Dave Arend described how the new law that effectively ends CBD prohibition in Ohio has brought relief to the consumers as well as the retailers. Arend runs Your CBD Store in the Anderson township and had sleepless nights before the law was implemented.
He opened the store on July 1, knowing full well that it is still illegal to sell cannabinoids in Ohio outside state-licensed medical marijuana dispensaries. Arend sells CBD products containing traces of THC, the compound that is responsible to get users ‘high’ when they smoke pot or marijuana.

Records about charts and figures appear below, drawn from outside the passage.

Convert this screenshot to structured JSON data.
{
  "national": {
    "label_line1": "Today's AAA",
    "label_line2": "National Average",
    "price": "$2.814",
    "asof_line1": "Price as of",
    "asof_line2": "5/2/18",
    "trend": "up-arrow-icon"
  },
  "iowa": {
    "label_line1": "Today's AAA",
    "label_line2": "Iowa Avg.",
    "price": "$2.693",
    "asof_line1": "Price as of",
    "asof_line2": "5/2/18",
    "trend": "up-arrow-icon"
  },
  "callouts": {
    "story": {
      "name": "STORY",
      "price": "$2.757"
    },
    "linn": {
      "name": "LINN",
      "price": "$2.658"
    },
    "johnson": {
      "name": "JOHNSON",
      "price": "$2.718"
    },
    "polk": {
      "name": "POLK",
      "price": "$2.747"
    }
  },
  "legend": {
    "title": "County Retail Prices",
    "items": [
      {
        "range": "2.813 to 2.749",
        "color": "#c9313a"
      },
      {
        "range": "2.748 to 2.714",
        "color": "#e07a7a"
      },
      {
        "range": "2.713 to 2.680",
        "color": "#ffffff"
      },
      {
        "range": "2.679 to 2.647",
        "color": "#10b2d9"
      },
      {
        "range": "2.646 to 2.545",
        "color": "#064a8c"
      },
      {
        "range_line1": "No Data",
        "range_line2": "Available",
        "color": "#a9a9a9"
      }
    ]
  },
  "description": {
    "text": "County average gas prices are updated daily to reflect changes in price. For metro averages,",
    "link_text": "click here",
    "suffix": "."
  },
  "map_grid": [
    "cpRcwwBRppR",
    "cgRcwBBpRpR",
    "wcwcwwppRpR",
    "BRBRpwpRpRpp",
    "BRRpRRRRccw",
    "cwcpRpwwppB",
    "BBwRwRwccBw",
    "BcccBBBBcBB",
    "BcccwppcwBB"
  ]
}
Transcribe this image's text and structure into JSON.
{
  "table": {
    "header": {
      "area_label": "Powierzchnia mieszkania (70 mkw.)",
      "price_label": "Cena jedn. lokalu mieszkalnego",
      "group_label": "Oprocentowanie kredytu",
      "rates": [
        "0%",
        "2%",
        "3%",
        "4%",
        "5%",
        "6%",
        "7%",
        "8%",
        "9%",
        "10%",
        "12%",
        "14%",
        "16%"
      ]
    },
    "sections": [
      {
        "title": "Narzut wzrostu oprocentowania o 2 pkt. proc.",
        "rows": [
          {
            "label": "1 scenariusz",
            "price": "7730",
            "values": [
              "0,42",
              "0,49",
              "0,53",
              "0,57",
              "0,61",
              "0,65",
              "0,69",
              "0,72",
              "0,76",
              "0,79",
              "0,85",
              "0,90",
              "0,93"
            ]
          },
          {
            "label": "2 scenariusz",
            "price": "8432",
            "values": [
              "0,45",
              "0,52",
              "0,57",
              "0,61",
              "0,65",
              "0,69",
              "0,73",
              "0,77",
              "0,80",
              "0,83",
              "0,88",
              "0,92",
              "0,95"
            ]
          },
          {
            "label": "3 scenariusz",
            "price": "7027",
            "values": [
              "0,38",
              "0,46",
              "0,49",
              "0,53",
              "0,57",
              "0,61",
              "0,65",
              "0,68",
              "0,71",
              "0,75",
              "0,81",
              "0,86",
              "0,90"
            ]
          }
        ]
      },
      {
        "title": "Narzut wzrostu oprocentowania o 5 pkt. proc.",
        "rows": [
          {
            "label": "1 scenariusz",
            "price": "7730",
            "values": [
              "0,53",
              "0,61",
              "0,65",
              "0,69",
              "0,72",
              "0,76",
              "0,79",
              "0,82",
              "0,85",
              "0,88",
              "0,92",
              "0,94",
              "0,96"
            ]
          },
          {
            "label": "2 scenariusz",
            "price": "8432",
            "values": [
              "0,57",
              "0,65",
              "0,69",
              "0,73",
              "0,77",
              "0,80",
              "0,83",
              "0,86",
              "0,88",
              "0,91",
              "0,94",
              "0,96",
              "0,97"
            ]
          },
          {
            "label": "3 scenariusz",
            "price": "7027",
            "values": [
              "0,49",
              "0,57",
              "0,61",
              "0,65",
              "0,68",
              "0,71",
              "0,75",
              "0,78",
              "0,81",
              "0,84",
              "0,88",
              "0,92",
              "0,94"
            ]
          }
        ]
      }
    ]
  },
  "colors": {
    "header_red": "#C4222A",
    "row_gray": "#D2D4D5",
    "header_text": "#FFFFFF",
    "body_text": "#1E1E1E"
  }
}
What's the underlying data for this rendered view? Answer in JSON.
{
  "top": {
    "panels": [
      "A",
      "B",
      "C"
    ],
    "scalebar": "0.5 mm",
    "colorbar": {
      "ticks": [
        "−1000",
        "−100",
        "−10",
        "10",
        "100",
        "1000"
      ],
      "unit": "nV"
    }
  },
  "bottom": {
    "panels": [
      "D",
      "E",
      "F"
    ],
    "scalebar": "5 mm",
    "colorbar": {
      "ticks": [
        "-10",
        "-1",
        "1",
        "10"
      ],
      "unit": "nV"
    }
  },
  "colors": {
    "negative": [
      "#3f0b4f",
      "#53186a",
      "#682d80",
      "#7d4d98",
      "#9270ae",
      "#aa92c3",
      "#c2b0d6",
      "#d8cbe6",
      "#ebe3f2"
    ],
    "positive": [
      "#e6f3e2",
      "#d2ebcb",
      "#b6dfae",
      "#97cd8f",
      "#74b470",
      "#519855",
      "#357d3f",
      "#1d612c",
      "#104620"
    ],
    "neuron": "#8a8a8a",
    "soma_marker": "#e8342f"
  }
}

Just six months earlier in Ohio, state and local officials were cracking down on retailers selling CBD products, pestering them to remove the products from the store shelves. But with the new law, that has changed entirely.
Gov. Mike DeWine signed Senate Bill 57, Ohio’s hemp legalization bill into law on Tuesday at the Ohio State Fair. The law takes effect immediately, removing hemp-derived cannabidiol from the list of controlled substances in Ohio and freeing all embargoes on CBD inventory. This also means that colleges and universities in Ohio can now grow the state’s first summer batch of hemp this year.
Arend is expecting a rush from customers as a result of the newly implemented law. He said the new law will hopefully remove the stigma associated with CBD products and make it clear for the customers that what they are selling is not marijuana. He further added that they want customers to enjoy the benefits that CBD offers without getting high.
The Legalization of Hemp in Ohio
The law immediately opens up the gate for CBD products into the state, but it will take some time before hemp can be grown or processed commercially in the Buckeye State.
The U.S. Department of Agriculture plans to roll out federal regulations for hemp cultivation and processing in the upcoming weeks. Apart from deriving CBD from hemp flowers, the cannabis genus plant is also harvested for its seeds and fiber.
The agricultural officials of Ohio have 6 months to draft rules and regulations for CBD that will be applied throughout the state of Ohio. Once the draft is ready, it will be submitted to the federal officials for approval. The ultimate goal is to have everything in place for the farmers so that they can plant seeds in the ground next spring.
The department plans to seek $12 million in August to set up the entire program, which will entail buying equipment to test plants and hemp products including CBD oil and other CBD based products.
Until the state labeling and testing rules are approved, agency officials will keep a close check with CBD products and other hemp derived substances that are being sold in the market. Any product claiming medical benefits or failing to abide by good safety guidelines will not be entertained.
Dorothy Pelanda, the Director of the Ohio Department of Agriculture said the agency is not planning to limit the number of licenses being issued to cultivate or process hemp. This has come as a major relief for farmers who were looking for a proper license for hemp cultivation in the coming months.
Pelanda said that agricultural officials have been thoroughly studying hemp programs in other states over the last few months and they will be able to enact proper guidelines and set regulations within the given time frame of six-months allotted by the law.
She further added that the agency plans to create regulations to make sure that farmers plant seeds that are certified with low levels of THC- hemp is defined as cannabis containing less than 0.3% THC.
Ohio is now the 46th state to allow hemp farming.
A major part of Ohio’s program will consist of research, which will take place soon. Ohio State University plans to purchase nearly 2,000 hemp plants in the upcoming week. Associate dean for research and graduate programs at the Ohio State University’s College of Food, Gary Pierzynski said it is too late to plant hemp with the goal of harvesting.
However, he states that he is hopeful the first crop at four locations will help them in their research in growing methods, pests, plant diseases and many more things next year.
Industry analysts predict that the U.S. hemp market will expand from nearly $4.6 billion to more than $26 billion by 2023. The Ohio Farm Bureau Federation said that hemp has the potential to become Ohio’s no. 3 crop right behind corn and soybeans.